TLDR; The authors propose a recurrent memory-based model that can reason over multiple hops and be trained end to end with standard gradient descent. The authors evaluate the model on QA and Language Modeling Tasks. In the case of QA, the network inputs are a list of sentences, a query and (during training) an answer. The network then attends to the sentences at each time step, considering the next piece information relevant to the question. The network outperforms baseline approaches, but does not come close to a strongly supervised (relevant sentences are pre-selected) approach.
#### Key Takeaways
- Sentence Representation: 1. Word embeddings are averaged (BoW) 2. Positional Encoding (PE)
- Synthetic dataset with vocabulary size of ~180. Version one has 1k training example, version 2 has 10k training examples.
- The model is similar to Bahdanau seq2seq attention model, only that it operates on sentences and does not output at every step and used a simpler scoring function.
#### Questions / Notes
- The positional encoding formula is not explained neither is it intutiive.

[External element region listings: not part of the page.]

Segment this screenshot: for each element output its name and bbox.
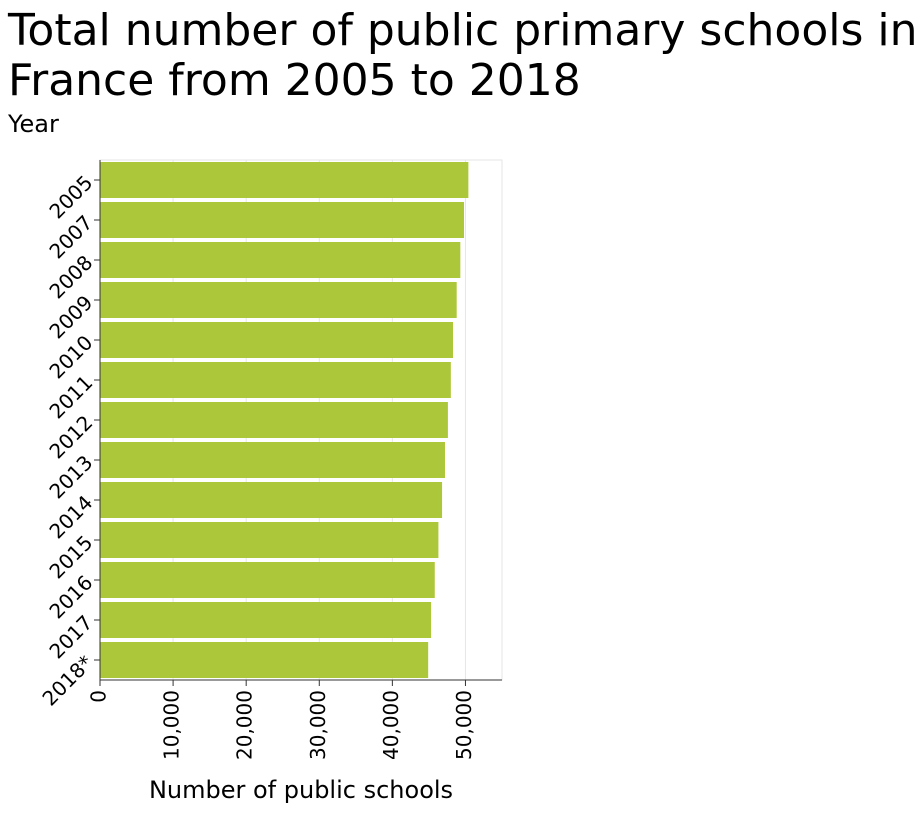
x-tick-label: 0: [87, 690, 111, 703]
y-tick-label: 2011: [44, 370, 97, 423]
bar-2011: [100, 362, 451, 398]
x-tick-label: 30,000: [306, 690, 330, 760]
bar-2014: [100, 482, 443, 518]
bar-2005: [100, 162, 469, 198]
y-tick-label: 2008: [44, 250, 97, 303]
bar-2010: [100, 322, 454, 358]
y-tick-label: 2009: [44, 290, 97, 343]
bar-2009: [100, 282, 457, 318]
bar-2018-est: [100, 642, 429, 678]
bar-2007: [100, 202, 464, 238]
x-tick-label: 40,000: [379, 690, 403, 760]
chart-title: Total number of public primary schools i…: [8, 5, 918, 106]
y-tick-label: 2012: [44, 410, 97, 463]
y-axis-label: Year: [8, 110, 59, 138]
x-tick-label: 50,000: [452, 690, 476, 760]
bar-2016: [100, 562, 435, 598]
y-tick-label: 2016: [44, 570, 97, 623]
y-tick-label: 2015: [44, 530, 97, 583]
bar-2008: [100, 242, 461, 278]
y-tick-label: 2007: [44, 210, 97, 263]
y-tick-label: 2014: [44, 490, 97, 543]
y-tick-label: 2005: [44, 170, 97, 223]
y-tick-label: 2010: [44, 330, 97, 383]
y-tick-label: 2017: [44, 610, 97, 663]
bar-2013: [100, 442, 445, 478]
x-tick-label: 10,000: [160, 690, 184, 760]
bar-2017: [100, 602, 432, 638]
x-axis-label: Number of public schools: [148, 776, 454, 804]
y-tick-label: 2013: [44, 450, 97, 503]
bar-2015: [100, 522, 439, 558]
plot-area: 2005200720082009201020112012201320142015…: [37, 159, 503, 760]
bar-2012: [100, 402, 448, 438]
x-tick-label: 20,000: [233, 690, 257, 760]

- There are so many hyperparameters and model variations (jittering, linear start) that it's easy to lose track of the essential.
- No intuitive explanation of what the model does. The easiest way for me to understand this model was to look at it as a variation of Bahdanau's attention model, which is very intuitive. I don't understand the intuition behind the proposed weight constraints.
- The LM results are not convincing. The model beats the baselines by a little bit, but probably only due to very time-intensive hyperparameter optimization.
- What is the training complexity and training time?